大周刚平息外攘,后重新排兵,太皇太后归朝之后,对军士十分重视,士兵的地位水涨船高,因此,于军务上也卖力了许多。
青州府派人来军营求救,肇州将领杨将军问了详细缘由,且问了对方有多少人,知府大人派去的救兵都一一说了,杨将军与军中的将领也商讨了一下,认为这一两千人流寇,知道北漠的郡王爷秦舟来了大周,便打着她的旗号想在青州捞一笔。
他当下便点兵,率领三千人,即日出发前往青州,若拿下这些流寇,也是立了大功。
说来也是凑巧了,这杨将军是慕容桀的旧部,前些日子是与慕容桀一同出征北漠,后大军回朝,重新分配安排,他便到了肇州,整顿肇州军营。
军人出兵,都是极为迅速的,一路也没做修整,只停下来吃过点干粮,喝了口水,便又继续出发。
肇州到青州,走水路是比较快的,但是三千人出发,若都走水路,便得出动许多战船,流寇人数这么多,定会在码头上设人监察,战船又不能隐身,若走漏了风声,流寇把青州洗劫一空逃去无踪,那可是不妙的。
青州后衙,知府大人这一次总算找了个靠谱点的大夫,这位大夫是路过的,见青州城中张贴了榜求名医,他便来了。
这位大夫懂得针灸,为子安诊断之后,便立马施针。
“如何?”秦舟见他和之前那些大夫不一样,之前那些基本是诊断之后,马上就摇手,虽说开了方子,可也都只是外伤的方子,且因子安怀孕,方子也没敢下什么药。
这位大夫却懂得用针,在秦舟这种不懂医术的人看来,他是神医了。
“大人,这位夫人伤势很重,后背的伤口溃烂发炎,且她还身怀六甲,用药不太合适,只能是施针,当然了,也并非全然不能用药,若能外用,便比口服要好。”
秦舟连连点头,“那,生命无恙吧?”
大夫摇头,“这很难说,若说无恙,也不至于这么多天不醒来,可若说全然没救,也不至于,一切看她自身造化。”

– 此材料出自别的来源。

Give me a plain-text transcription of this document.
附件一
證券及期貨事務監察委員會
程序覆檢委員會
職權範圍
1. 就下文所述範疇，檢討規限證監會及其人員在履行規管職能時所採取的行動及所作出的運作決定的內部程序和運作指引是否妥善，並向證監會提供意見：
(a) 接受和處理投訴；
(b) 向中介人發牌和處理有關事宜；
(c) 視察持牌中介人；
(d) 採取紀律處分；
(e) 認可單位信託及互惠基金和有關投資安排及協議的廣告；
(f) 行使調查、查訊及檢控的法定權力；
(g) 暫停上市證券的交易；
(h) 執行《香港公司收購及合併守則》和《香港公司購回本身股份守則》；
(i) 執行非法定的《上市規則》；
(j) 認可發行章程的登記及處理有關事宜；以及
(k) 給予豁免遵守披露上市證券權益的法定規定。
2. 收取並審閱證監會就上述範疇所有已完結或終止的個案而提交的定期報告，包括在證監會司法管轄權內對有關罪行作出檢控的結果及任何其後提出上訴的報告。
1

他开了方子,对秦舟道:“这是清洗伤口的方子,用来去除血脓遏制发炎的,伤情不能再加深,否则便真有性命之危。”
秦舟听得此言,便急忙让人去熬药水。
诊治了子安,秦舟又带着大夫来到慕容桀的房中。
大夫检查了慕容桀的伤势,又诊脉检查,便开始愁眉深锁。
“如何?”秦舟见方才大夫都没这么紧张,看来,慕容桀的伤势比子安的要严重许多。
大夫抬起头,有些奇怪地道:“我行医多年,像这么严重的伤势,自不是头一遭见到,但是,之前所见的,都是尸体了,他昏迷了多久?”
“五天了。”秦舟心沉了沉,回答说。
大夫不禁诧异,“五天了?这样的伤势还能五天不死?那可真是奇怪,他的伤势在左胸,心口位置,伤了心脏,哪里便又不死的?奇怪,奇怪……”
顿了顿,“奇迹。奇迹。”
秦舟听得不太懂,“大夫的意思是?”
秦舟对大夫都是十分尊重的,不管是眼前这个还是之前那些摇头摆手的大夫,她都没有口出恶言,自然是因为他们都是子安的同行。
爱屋及乌。
“他的伤势这么重,寻常人都是熬不过去的。”
秦舟想了一下,“你的意思,是说他死了?”
秦舟是觉得自己问了一句很有水平的话,因为这大夫说这么严重的伤是活不了的。
大夫白了她一眼,“当然没死,若死了,哪里还有脉搏?”
秦舟讪讪地道:“那你看,有救还是没救?”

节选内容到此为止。